Currently in Mexico, a project is underway to provide 140,000 schools with Linux based computer networks. In France, the Ministry of Education has taken steps as well in support of Linux. These are inspiring examples worth studying and following.

Please consider this option for the future of your country and for a better and more literate world.

Relevant reading matter:

UNIX As Literature

The Open-Source Revolution

A Tale in Writing

Martin Vermeer is a research professor and department head at the Finnish Geodetic Institute, as well as "docent" (probably something like assistant prof.?) at Helsinki University, Department of Geophysics. He uses Linux both at work and at home.

POSTSCRIPT: December 23, 1998 by Martin Vermeer.

Little did I expect that my contribution, posted as an editorial in the pages of Linux Today, would elicit such a response. Besides the comments here, 300+ comments were posted to Slashdot... yes, publishing on the Web really is publishing. And taking flak ;-)

In the coming days I will work on answering the emails that were sent to me (a dozen up till now) but here already some comments of mine to some of the comments posted. Christmas holidays come in handy.

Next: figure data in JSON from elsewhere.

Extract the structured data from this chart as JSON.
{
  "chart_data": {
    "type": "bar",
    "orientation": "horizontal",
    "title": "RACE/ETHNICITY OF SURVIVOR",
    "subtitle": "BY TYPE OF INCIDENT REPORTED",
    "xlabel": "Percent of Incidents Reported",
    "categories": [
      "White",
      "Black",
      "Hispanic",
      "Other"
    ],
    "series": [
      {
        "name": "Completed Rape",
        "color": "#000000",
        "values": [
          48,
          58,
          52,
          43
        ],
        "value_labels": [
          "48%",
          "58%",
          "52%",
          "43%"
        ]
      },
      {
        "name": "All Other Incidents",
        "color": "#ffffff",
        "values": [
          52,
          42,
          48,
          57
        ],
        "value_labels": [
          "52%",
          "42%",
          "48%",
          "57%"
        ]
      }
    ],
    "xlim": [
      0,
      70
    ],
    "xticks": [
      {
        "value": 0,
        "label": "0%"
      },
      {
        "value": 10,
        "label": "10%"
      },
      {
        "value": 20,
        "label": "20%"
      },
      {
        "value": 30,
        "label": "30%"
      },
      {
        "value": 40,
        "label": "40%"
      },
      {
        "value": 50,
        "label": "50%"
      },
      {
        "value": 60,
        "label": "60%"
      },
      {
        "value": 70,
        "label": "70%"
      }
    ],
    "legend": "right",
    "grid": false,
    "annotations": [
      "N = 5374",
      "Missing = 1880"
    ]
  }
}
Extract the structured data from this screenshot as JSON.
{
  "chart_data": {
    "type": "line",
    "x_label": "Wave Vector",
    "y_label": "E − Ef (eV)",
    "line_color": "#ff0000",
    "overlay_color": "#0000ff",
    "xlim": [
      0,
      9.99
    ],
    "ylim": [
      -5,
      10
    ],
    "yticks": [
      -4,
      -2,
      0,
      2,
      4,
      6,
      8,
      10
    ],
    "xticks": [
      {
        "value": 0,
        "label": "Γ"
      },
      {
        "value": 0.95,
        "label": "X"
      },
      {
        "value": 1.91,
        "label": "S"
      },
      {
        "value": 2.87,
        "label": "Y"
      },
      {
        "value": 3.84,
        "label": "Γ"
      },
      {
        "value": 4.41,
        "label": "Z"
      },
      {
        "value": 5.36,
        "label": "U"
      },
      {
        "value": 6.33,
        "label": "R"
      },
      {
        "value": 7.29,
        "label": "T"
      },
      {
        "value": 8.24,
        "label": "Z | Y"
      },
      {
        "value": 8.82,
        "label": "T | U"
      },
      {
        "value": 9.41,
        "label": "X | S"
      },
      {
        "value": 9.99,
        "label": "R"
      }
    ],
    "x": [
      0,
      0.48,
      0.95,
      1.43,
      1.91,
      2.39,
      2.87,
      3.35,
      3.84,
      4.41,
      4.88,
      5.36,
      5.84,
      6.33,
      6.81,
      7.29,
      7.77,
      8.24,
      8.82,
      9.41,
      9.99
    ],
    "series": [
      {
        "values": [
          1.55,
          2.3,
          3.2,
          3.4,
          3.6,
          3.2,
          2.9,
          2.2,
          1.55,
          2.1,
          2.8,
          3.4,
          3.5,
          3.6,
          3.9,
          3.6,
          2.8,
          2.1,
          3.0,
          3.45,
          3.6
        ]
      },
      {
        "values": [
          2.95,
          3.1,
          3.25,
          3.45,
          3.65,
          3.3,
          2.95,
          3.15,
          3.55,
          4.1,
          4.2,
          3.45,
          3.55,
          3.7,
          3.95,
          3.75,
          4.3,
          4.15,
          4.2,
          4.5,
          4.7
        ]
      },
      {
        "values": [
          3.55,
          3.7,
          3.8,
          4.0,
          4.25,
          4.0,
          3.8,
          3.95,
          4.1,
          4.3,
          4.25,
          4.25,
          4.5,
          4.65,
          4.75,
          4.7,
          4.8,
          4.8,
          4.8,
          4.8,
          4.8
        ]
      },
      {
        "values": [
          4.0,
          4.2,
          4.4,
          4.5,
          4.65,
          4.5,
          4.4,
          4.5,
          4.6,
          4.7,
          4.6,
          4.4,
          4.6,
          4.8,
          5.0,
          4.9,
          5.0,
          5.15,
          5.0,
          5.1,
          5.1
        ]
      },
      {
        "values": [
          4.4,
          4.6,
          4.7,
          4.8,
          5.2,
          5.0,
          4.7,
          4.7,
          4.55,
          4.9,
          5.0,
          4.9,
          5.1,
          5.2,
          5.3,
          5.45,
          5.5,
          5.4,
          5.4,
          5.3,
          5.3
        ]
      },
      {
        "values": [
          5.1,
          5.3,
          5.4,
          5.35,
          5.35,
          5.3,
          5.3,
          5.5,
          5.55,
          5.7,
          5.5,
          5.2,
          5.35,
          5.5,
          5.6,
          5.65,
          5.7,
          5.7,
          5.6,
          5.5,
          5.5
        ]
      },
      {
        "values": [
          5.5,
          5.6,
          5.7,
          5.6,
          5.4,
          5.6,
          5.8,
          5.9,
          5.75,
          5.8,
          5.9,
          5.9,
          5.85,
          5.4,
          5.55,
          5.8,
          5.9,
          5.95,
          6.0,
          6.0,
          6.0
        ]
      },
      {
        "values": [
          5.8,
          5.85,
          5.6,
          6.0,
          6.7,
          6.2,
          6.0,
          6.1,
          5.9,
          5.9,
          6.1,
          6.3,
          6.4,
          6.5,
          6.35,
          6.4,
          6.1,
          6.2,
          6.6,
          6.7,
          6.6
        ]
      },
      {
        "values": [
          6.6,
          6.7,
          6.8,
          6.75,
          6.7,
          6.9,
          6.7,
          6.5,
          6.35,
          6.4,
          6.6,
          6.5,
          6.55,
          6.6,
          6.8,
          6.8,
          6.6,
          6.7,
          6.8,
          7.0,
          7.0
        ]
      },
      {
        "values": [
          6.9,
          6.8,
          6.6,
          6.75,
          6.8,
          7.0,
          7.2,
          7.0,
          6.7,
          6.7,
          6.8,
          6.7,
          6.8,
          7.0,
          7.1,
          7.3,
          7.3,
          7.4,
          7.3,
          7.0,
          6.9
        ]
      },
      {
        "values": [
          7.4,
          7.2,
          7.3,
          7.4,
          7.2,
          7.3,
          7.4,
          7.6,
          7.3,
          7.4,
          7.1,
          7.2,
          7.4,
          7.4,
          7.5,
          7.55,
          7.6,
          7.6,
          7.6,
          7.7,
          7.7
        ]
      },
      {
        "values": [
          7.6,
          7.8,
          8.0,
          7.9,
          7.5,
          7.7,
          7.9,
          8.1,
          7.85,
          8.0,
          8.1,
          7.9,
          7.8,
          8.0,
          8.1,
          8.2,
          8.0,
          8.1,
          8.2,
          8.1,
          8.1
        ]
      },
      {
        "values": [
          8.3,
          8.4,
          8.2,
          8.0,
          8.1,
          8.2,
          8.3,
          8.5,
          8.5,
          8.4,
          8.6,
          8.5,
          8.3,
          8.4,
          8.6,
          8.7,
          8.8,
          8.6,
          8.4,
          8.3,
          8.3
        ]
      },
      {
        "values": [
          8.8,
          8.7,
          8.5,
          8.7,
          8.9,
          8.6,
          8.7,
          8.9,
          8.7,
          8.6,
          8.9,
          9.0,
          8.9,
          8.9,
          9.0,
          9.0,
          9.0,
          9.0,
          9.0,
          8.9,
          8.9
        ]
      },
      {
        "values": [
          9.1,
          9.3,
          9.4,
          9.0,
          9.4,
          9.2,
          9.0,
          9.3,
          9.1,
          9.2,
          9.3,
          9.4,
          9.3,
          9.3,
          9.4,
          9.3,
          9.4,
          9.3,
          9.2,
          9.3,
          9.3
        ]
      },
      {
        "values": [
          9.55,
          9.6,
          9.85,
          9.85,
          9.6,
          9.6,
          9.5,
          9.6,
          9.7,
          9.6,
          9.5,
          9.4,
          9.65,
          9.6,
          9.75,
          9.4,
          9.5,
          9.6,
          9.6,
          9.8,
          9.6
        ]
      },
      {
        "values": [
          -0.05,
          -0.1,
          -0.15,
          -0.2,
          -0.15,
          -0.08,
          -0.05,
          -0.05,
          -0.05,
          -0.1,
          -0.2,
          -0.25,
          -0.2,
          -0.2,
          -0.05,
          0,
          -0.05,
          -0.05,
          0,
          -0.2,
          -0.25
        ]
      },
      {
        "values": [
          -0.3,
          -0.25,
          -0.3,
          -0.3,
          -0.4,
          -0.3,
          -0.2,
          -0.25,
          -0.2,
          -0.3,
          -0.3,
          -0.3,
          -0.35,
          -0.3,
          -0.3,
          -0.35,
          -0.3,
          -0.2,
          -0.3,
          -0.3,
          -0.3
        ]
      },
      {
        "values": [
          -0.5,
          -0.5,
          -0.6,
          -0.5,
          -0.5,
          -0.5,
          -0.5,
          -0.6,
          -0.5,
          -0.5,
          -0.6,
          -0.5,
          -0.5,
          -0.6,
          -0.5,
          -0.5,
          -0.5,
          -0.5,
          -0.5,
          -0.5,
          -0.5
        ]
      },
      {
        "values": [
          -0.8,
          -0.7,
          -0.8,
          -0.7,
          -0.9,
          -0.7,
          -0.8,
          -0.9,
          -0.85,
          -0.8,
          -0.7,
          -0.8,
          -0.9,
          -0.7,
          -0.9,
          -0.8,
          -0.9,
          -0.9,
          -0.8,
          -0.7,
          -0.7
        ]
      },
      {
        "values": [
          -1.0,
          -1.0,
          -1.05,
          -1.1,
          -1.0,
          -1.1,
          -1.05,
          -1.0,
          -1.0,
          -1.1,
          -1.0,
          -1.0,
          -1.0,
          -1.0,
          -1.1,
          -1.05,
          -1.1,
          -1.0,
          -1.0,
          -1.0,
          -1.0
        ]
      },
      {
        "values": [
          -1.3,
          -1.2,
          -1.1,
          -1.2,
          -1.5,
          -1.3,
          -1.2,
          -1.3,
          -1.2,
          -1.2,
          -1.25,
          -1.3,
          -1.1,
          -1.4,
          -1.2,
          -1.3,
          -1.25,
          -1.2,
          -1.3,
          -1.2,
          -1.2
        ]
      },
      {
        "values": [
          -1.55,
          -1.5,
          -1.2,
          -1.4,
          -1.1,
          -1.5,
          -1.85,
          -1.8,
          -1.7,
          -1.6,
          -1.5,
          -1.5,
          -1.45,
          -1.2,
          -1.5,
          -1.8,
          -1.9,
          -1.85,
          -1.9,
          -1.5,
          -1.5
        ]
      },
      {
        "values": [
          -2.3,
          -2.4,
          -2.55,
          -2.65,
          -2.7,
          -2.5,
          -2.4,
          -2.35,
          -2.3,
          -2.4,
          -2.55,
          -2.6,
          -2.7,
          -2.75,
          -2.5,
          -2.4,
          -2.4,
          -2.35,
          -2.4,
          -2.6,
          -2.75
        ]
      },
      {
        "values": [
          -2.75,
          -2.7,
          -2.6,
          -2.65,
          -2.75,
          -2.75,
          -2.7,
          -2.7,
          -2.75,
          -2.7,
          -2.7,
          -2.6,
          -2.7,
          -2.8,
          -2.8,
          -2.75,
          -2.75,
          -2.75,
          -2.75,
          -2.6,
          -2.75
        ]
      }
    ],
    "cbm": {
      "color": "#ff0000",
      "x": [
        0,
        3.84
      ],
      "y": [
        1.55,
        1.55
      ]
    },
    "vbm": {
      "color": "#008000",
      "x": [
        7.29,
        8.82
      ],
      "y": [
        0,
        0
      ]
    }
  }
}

  1. In order to stimulate debate, I formulated my argument intentionally polemic and perhaps somewhat sharply. This seems to have been a success ;-) In fact, I am not entirely sure how precisely the use of Linux for computer literacy education should be given form, especially not in an American high school environment, with which I have no familiarity. The situation will undoubtedly differ from country to country.
  2. To make my point again, and hopefully clearer: With teaching "Unix basics" I really mean basics, on the conceptual level, not syntactic idiosyncrasies or, e.g., the detailed contents of /etc/fstab. Concretely, I would not even expect the students to write a term paper in vi/LaTeX. The reason for vi (=vim) rather than emacs or nedit is: vi is so different (and yes, it sucks :). If you want to learn languages, choose English and a language completely unrelated to English. That way you learn something about "language".
  3. I'm not against GUI's and this should not be (only) a GUI vs CLI argument. In fact, I use Netscape -- starting it with "netscape slashdot.org" in an xterm -- and LyX -- a graphical front-end to LaTeX -- and for mail, exmh, a graphical front-end to the command-line mail tool mh. (Do you see a pattern there? I thought so!) With great interest and admiration am I following the KDE/Gnome development. We need this stuff, to allow beginners a soft landing and give them something visibly useful immediately. But the command line, shell, text screen (or xterm) and text files stuff still is the underbelly to look at for the "wiring".
  4. My reference to "more lawyers than engineers..." was unwise, given that I have no ready reference for this. I believe it's generally known however, as well as (to economists) its stifling effect on technological innovation. The thing about prison inmates vs. students applied to California, and comes from a TV documentary shown some time ago here in Finland. I'm sure there are other countries whom the shoe fits too. I'm sorry, again no reference handy :-(

Thanks again to all of you for participating in debating this important issue!